马丁的角色就这样由人家给他派定了,他本人在这时候呢,却被阿瑟和诺曼怂恿着,正在考虑要不要干一桩奢侈的事。他们打算星期日早晨骑自行车上山里去,马丁本来觉得没什么,后来知道罗丝也会骑自行车,预备一块儿去,才发生了兴趣。他不会骑自行车,自己也没有车,可是既然罗丝会骑,他就该动手学;他说了再会,在回家的路上弯进一家自行车行,花四十块钱买了一辆。这笔数目比一个月辛辛苦苦挣来的工钱要大,这一来叫他的积蓄少得可怜了;可是,他把将从《考察家报》拿到的那一百块钱,加上《少年之友》至少会付给他的四百二十块钱,这一算,就自以为把这笔不寻常的开支所引起的困难打消了。因此,他在学着把自行车骑回家去的过程中,把自己那套衣裳弄坏了,也不放在心上。他当夜就在希金波森先生的铺子里打电话给裁缝,定了一套新衣裳。随后,他把自行车搬上那道像太平梯般紧挨着屋子后墙的狭窄的楼梯,等他把床铺从墙边移开,发现这小房间刚好容得下他自己和那辆自行车。

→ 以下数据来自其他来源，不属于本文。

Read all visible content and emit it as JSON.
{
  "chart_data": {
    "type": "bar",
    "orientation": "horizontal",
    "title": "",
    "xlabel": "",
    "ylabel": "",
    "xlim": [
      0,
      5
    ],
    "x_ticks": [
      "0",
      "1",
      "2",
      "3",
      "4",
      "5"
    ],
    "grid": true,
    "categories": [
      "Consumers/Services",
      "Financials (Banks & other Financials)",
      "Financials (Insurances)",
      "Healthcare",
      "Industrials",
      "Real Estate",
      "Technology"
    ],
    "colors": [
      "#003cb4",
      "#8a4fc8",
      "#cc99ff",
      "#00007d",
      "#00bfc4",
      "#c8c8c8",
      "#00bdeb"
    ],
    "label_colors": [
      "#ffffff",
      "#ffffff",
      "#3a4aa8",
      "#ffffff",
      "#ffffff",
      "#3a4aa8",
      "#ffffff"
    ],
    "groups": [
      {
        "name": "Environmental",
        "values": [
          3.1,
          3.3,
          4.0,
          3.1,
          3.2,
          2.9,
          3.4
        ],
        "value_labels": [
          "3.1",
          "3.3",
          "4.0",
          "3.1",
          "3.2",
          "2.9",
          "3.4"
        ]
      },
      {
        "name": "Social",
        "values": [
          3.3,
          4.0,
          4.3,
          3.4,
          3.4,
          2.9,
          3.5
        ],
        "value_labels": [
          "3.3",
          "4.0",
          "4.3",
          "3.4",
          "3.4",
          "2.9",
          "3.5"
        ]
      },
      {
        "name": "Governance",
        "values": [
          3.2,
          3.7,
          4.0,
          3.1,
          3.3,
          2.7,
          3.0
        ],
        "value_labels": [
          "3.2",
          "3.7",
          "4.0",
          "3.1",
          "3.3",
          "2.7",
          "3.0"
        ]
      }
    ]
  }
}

他原来打算把星期日用来准备高中入学考试的课程,可是写那篇关于潜水采珠的文章的兴致把他吸引了去,于是整整一天,他像发高热似地把心里沸腾着的美和幻想用字句描摹出来。当天早上的《考察家报》上也没有刊出他那篇写找宝藏经过的文章,这并没有叫他泄气。他这时正好像待在一个高不可攀的山巅上,悠然自得,不会泄气,由于人家叫了他两次他都没听见,因此错掉了一顿丰盛的晚餐,那是希金波森先生每星期日少不得用来给饭桌增光的。对希金波森先生说来,这么一顿晚餐说明了他在人世间的成就和富裕,并且为了使这顿晚餐更为体面起见,他发表了一通尽是陈词滥调的说教,谈到美国的种种制度,说什么这种种制度给予每个克勤克俭的人向上爬的机会——拿他自己来说吧,他总不忘记指出,就是从一家食品店的伙计的地位爬到当上了希金波森零售店的老板。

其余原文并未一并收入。